The Mental Illness Research, Education and Clinical Centers (MIRECC) were established by Congress to translate clinical research and best practices in mental health care into tangible benefits for patients of the VA. The MIRECCs are conducting research on post-deployment mental disorders, PTSD, substance abuse and suicide prevention. In addition, the MIRECCs produce clinical educational programs. These excellent programs deserve continued support and new programs should be funded, such as centers of excellence for the study of resilience – an idea promoted by the DoD Task Force on Mental Health.

The Telemedicine and Advanced Technology Research Center (TATRC) was established by congress to implement innovative telemedicine and technology projects to deliver medical expertise anywhere it is needed. Technologies developed by TATRC to help injured servicemen and women on the battlefield, and in remote rural communities, can be transferred to the private sector. Like many technology projects sponsored by the VA, the benefits accrue not only to veterans and their families but to the whole community. VistA, the VA’s EHR is being installed around the world; countries that cannot afford to spend millions of dollars to develop an EHR can install VistA for a tiny fraction of the cost of commercial EHR.

Thank you for your support for research and for the education and training of the clinicians who provide health care to injured veterans.
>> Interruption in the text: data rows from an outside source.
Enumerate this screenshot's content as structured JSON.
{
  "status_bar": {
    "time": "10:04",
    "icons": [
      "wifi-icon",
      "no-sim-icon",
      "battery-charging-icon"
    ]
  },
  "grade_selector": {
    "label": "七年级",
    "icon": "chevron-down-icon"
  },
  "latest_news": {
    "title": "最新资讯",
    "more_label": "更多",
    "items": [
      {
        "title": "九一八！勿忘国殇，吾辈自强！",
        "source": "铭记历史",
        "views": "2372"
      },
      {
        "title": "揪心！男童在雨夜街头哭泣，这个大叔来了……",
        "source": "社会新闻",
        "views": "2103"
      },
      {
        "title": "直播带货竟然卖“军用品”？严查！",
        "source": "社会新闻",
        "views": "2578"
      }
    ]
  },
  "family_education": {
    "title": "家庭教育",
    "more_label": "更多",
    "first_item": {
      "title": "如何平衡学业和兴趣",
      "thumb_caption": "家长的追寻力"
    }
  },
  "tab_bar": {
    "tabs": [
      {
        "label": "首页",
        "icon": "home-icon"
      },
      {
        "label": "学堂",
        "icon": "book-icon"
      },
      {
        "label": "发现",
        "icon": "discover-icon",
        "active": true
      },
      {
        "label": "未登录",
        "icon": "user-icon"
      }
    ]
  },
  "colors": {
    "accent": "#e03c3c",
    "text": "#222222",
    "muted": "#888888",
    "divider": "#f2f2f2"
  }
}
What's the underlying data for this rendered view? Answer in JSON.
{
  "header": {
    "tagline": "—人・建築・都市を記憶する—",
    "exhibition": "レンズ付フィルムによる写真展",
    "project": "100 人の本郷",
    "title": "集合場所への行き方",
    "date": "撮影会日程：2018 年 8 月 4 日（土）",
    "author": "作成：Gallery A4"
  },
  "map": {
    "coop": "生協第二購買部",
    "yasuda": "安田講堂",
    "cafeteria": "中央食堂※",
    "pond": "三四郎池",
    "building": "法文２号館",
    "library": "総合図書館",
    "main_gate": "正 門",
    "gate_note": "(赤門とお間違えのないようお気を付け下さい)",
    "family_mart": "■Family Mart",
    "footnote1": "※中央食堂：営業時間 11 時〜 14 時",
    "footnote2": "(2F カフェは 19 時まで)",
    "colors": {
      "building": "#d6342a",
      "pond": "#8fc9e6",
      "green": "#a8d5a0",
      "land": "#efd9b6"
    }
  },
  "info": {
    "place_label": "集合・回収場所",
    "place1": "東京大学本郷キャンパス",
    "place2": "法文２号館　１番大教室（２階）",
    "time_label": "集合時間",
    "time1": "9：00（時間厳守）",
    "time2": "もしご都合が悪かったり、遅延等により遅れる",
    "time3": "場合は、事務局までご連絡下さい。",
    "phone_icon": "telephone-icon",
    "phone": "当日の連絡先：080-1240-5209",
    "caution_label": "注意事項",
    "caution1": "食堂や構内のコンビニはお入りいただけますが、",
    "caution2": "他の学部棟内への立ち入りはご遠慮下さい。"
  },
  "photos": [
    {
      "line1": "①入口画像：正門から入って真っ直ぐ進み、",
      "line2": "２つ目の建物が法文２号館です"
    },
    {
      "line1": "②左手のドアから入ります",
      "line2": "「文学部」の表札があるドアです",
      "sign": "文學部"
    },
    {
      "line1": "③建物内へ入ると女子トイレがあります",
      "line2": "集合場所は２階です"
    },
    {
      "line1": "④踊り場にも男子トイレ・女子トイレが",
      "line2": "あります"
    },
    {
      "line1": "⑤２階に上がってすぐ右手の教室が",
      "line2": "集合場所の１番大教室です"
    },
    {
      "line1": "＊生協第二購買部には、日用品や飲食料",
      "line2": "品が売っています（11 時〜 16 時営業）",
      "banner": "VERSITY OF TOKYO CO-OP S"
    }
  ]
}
I will be happy to answer any questions.


 [1] Karen H. Seal, MD, MPH; Daniel Bertenthal, MPH; Christian R. Miner, PhD; Saunak Sen, PhD; Charles Marmar, MD, “Bringing the Ware Back Home: Mental Health Disorders Among 103 788 US Veterans Returning from Iraq and Afghanistan Seen at Department of Veterans Affairs Facilities” Arch Intern Med. 1007, 167, 476-482.

[2] Defense Health Board Task Force on Mental Health (2007).  An achievable vision: Report of the Department of Defense Task Force on Mental Health.  Falls Church , VA; Defense Health Board; ES 2-3

[3] Charles R. Marmar; Shannon E. McCaslin; Thomas J. Metzler; Suzanne Best; Daniel S. Weiss; Jeffery Fagan; Akiva Liberman; Nnamdi Pole; Christian Otte; Rachel Yehuda; David Mohr; and Thomas Neylan, “Predictors of Posttraumatic Stress in Police and Other First Responders” Ann. N.Y. Acad. Sci. 1071: 1-18 (2006).